Anderson weighs in

Doug Henwood dhenwood at panix.com
Mon Oct 28 07:47:53 PST 2002


Jeet Heer wrote:


>It is true that Perry Anderson and his intellectual allies (notably Peter
>Gowan), repeatedly emphasize how powerful the US is and play up the weakness
>of any real or potential opposition to US hegemony. It might be interesting
>to speculate why they are so fixated on the power of the US. In his long and
>very interesting article on Eric Hobsbawm, which just ran over 2 issues of
>the LRB, Anderson argues that during the Cold War the left repeatedly
>under-estimated the strength of capitalism, and that the only by taking full
>measure of the enemy's power can there be effective opposition to it.
>Perhaps this has led PE to an excessive pessimism of the intellect, since
>his message these days seems to be "resistance is futile."
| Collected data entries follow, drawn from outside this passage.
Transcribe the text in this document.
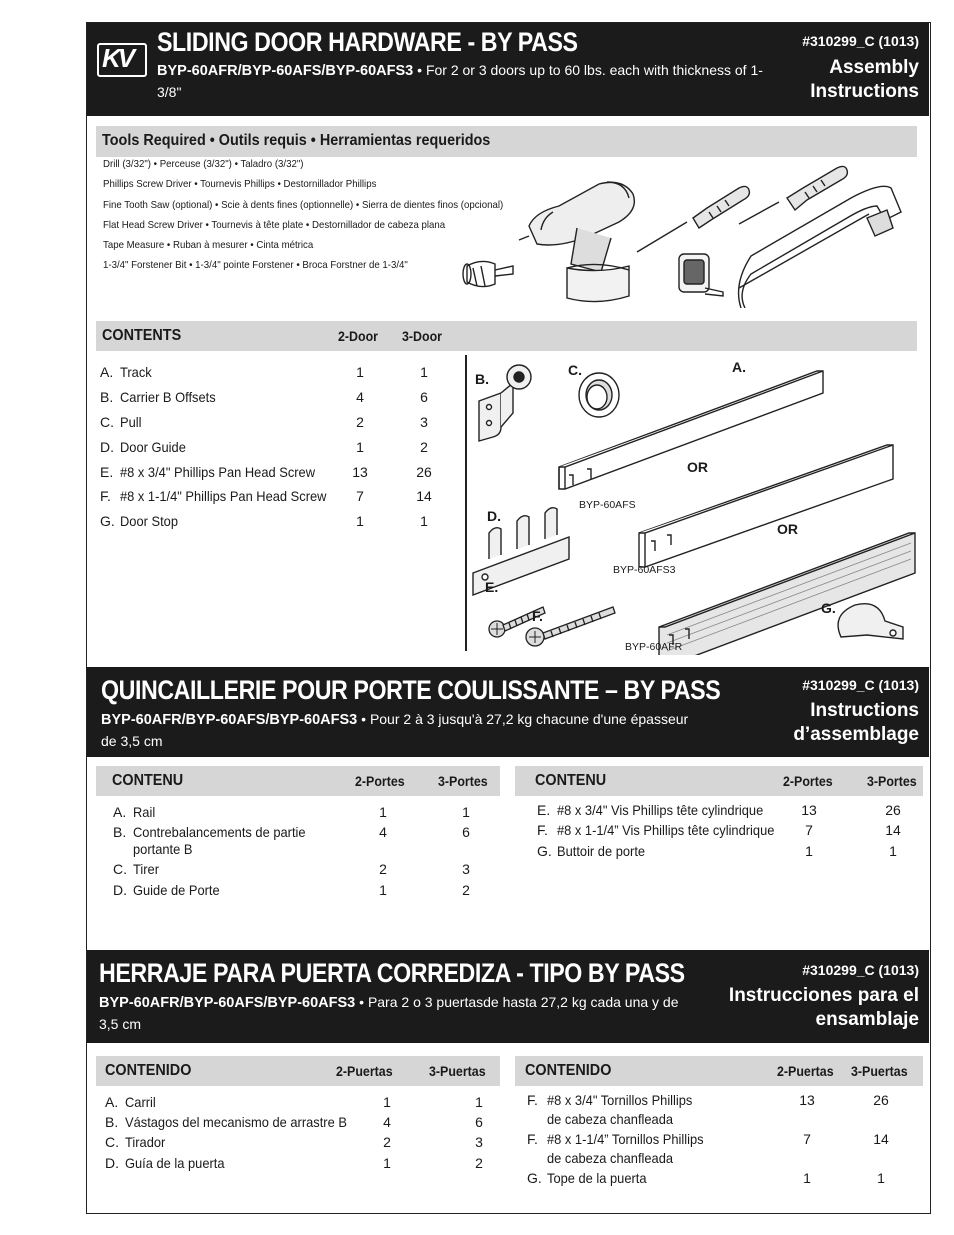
KV
SLIDING DOOR HARDWARE - BY PASS
BYP-60AFR/BYP-60AFS/BYP-60AFS3 • For 2 or 3 doors up to 60 lbs. each with thickness of 1-3/8"
#310299_C (1013)
Assembly Instructions
Tools Required • Outils requis • Herramientas requeridos
Drill (3/32") • Perceuse (3/32") • Taladro (3/32")
Phillips Screw Driver • Tournevis Phillips • Destornillador Phillips
Fine Tooth Saw (optional) • Scie à dents fines (optionnelle) • Sierra de dientes finos (opcional)
Flat Head Screw Driver • Tournevis à tête plate • Destornillador de cabeza plana
Tape Measure • Ruban à mesurer • Cinta métrica
1-3/4" Forstener Bit • 1-3/4" pointe Forstener • Broca Forstner de 1-3/4"
CONTENTS	2-Door 3-Door
A. Track	1	1
B. Carrier B Offsets	4	6
C. Pull	2	3
D. Door Guide	1	2
E. #8 x 3/4" Phillips Pan Head Screw	13	26
F. #8 x 1-1/4" Phillips Pan Head Screw	7	14
G. Door Stop	1	1
B.
C.	A.
OR
BYP-60AFS
D.
OR
BYP-60AFS3
E.
F.	G.
BYP-60AFR
QUINCAILLERIE POUR PORTE COULISSANTE – BY PASS
BYP-60AFR/BYP-60AFS/BYP-60AFS3 • Pour 2 à 3 jusqu'à 27,2 kg chacune d'une épasseur de 3,5 cm
#310299_C (1013)
Instructions d’assemblage
CONTENU	2-Portes 3-Portes	CONTENU	2-Portes	3-Portes
A. Rail	1	1
B. Contrebalancements de partie	4	6
portante B
C. Tirer	2	3
D. Guide de Porte	1	2
E. #8 x 3/4" Vis Phillips tête cylindrique	13	26
F. #8 x 1-1/4” Vis Phillips tête cylindrique	7	14
G. Buttoir de porte	1	1
HERRAJE PARA PUERTA CORREDIZA - TIPO BY PASS
BYP-60AFR/BYP-60AFS/BYP-60AFS3 • Para 2 o 3 puertasde hasta 27,2 kg cada una y de 3,5 cm
#310299_C (1013)
Instrucciones para el ensamblaje
CONTENIDO	2-Puertas	3-Puertas CONTENIDO	2-Puertas 3-Puertas
A. Carril	1	1
B. Vástagos del mecanismo de arrastre B	4	6
C. Tirador	2	3
D. Guía de la puerta	1	2
F. #8 x 3/4" Tornillos Phillips	13	26
de cabeza chanfleada
F. #8 x 1-1/4” Tornillos Phillips	7	14
de cabeza chanfleada
G. Tope de la puerta	1	1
Underestimating capitalism's strength during the Cold War? It's easy to say that in retrospect, but when the USSR was outgrowing the West and matching the U.S. in space technology and military, and nationalist and socialist revolutions were sweeping the Third World, it wasn't hard to conclude that capitalism was, in the words of a Wallace Stevens title, on the way to the bus. Surely much of the right thought so; Bill Buckley famously announced the mission of National Review as standing athwart the tracks of history and yelling "Stop!," and Whittaker Chambers was saying things like "It is is idle to talk about stopping the decline of the West - it is already a wreck from within." So maybe Anderson is overestimating the strength of capitalism now. And overestimating the strength of the U.S. Which is convenient for his style of politics, since it absolves him of the need to do anything, since his part of the world doesn't count for much, and there's nothing to be done anyway. Maybe he's just talking his portfolio.